After 17 months, patients showed no signs of remission.
To treat folliculitis decalvans (FD), researchers performed surgical excision with second-intention healing aided by guarded high-tension sutures and saw successful results.1
The retrospective study included 4 men and 1 woman with histologically confirmed FD who had undergone surgical excision for FD lesions and failed or rejected prior treatments. The surgeries were performed at a Los Angeles clinic between March 2021 and June 2022.
An electrosurgical tip was used to excise lesions and hemostasis was achieved through use of electrocoagulation and suturing. Cautery was used to destroy hair follicles in the wound margins to lower the potential for isomorphic reactivation of FD from inflammation of hairs entrapped in the scar of the healing wound margins.

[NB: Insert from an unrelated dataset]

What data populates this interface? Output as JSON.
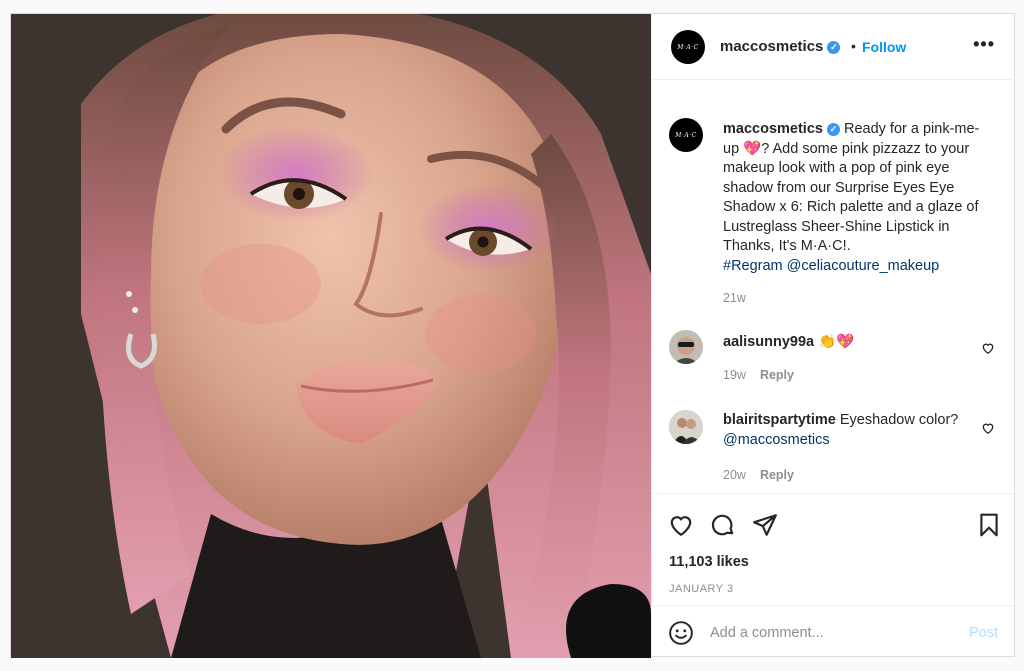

Wound edges were pulled as close together as possible, but not less than 1 centimeter, under high tension, and fixed in place with size 0 polydioxanone sutures in a horizontal mattress method. A medical-grade plastic guard bolstered the sutures. Wounds were left open to allow closure by second intention healing.

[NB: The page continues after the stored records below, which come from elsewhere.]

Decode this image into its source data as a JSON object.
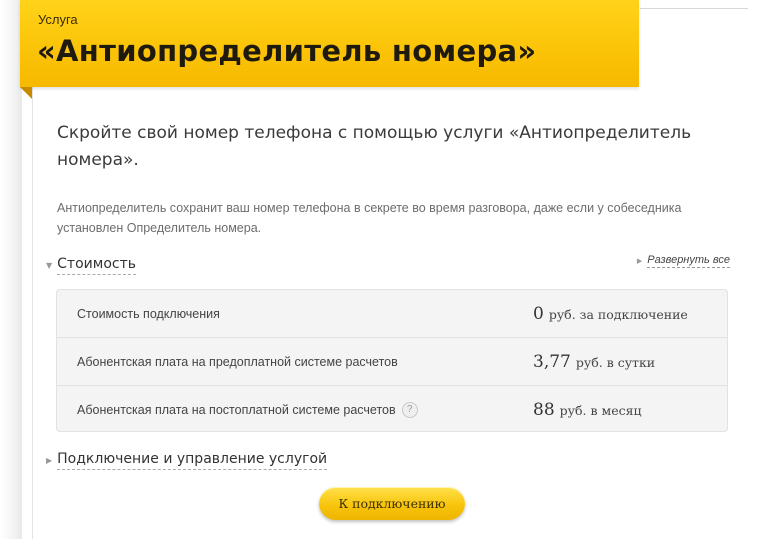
{
  "banner": {
    "kicker": "Услуга",
    "title": "«Антиопределитель номера»"
  },
  "lead": "Скройте свой номер телефона с помощью услуги «Антиопределитель номера».",
  "description": "Антиопределитель сохранит ваш номер телефона в секрете во время разговора, даже если у собеседника установлен Определитель номера.",
  "cost_section": {
    "title": "Стоимость",
    "expand_all": "Развернуть все",
    "rows": [
      {
        "name": "Стоимость подключения",
        "amount": "0",
        "unit": "руб. за подключение",
        "help": false
      },
      {
        "name": "Абонентская плата на предоплатной системе расчетов",
        "amount": "3,77",
        "unit": "руб. в сутки",
        "help": false
      },
      {
        "name": "Абонентская плата на постоплатной системе расчетов",
        "amount": "88",
        "unit": "руб. в месяц",
        "help": true
      }
    ]
  },
  "connect_section": {
    "title": "Подключение и управление услугой"
  },
  "cta": {
    "label": "К подключению"
  },
  "colors": {
    "accent": "#fbc408",
    "accent_dark": "#c98a00"
  },
  "icons": {
    "help": "question-circle-icon",
    "expand": "triangle-down-icon",
    "collapsed": "triangle-right-icon"
  }
}
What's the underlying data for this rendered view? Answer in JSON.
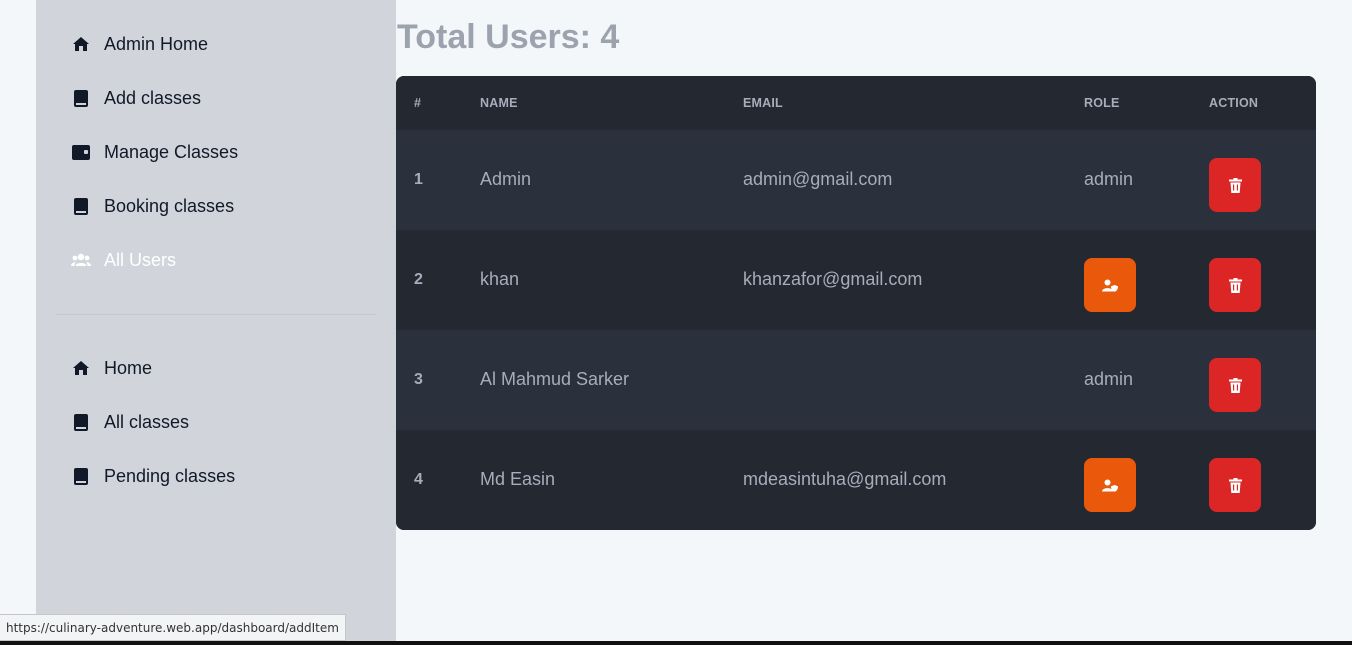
{
  "sidebar": {
    "admin_items": [
      {
        "label": "Admin Home",
        "icon": "home-icon"
      },
      {
        "label": "Add classes",
        "icon": "book-icon"
      },
      {
        "label": "Manage Classes",
        "icon": "wallet-icon"
      },
      {
        "label": "Booking classes",
        "icon": "book-icon"
      },
      {
        "label": "All Users",
        "icon": "users-icon",
        "active": true
      }
    ],
    "general_items": [
      {
        "label": "Home",
        "icon": "home-icon"
      },
      {
        "label": "All classes",
        "icon": "book-icon"
      },
      {
        "label": "Pending classes",
        "icon": "book-icon"
      }
    ]
  },
  "main": {
    "title": "Total Users: 4",
    "table": {
      "headers": [
        "#",
        "NAME",
        "EMAIL",
        "ROLE",
        "ACTION"
      ],
      "rows": [
        {
          "num": "1",
          "name": "Admin",
          "email": "admin@gmail.com",
          "role": "admin",
          "role_button": false
        },
        {
          "num": "2",
          "name": "khan",
          "email": "khanzafor@gmail.com",
          "role": "",
          "role_button": true
        },
        {
          "num": "3",
          "name": "Al Mahmud Sarker",
          "email": "",
          "role": "admin",
          "role_button": false
        },
        {
          "num": "4",
          "name": "Md Easin",
          "email": "mdeasintuha@gmail.com",
          "role": "",
          "role_button": true
        }
      ]
    }
  },
  "statusbar": {
    "url": "https://culinary-adventure.web.app/dashboard/addItem"
  },
  "colors": {
    "delete": "#dc2626",
    "make_admin": "#ea580c",
    "table_bg": "#242830",
    "sidebar_bg": "#d1d5db"
  }
}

Patients were prescribed a 7-day course of oral cephalosporin and returned the day after the procedure for wound inspection and hemostasis surveillance. Daily wound care included using a solution of diluted acetic acid in distilled water for cleaning and Aquaphor or bacitracin ointment. Any wounds still open at the 8-to-12-week follow-up examinations were closed by using a small split-thickness skin graft. High-tension sutures were removed when they became lax due to wound healing, usually between 4 and 6 weeks.
All patients tolerated the procedure well and remained in complete remission over a mean (SD) follow-up period of 17 months.
"While our case series offers promising insights, further validation through larger controlled studies is essential to establish the effectiveness of our technique," said Sanusi Umar, MD, FAAD, of Dr. U Hair and Skin Clinic and head of Harbor-UCLA's scalp and hair disorders division in Manhattan Beach, California, in a press release.2
Limitations of the study included the small number of patients and the retrospective nature of the study.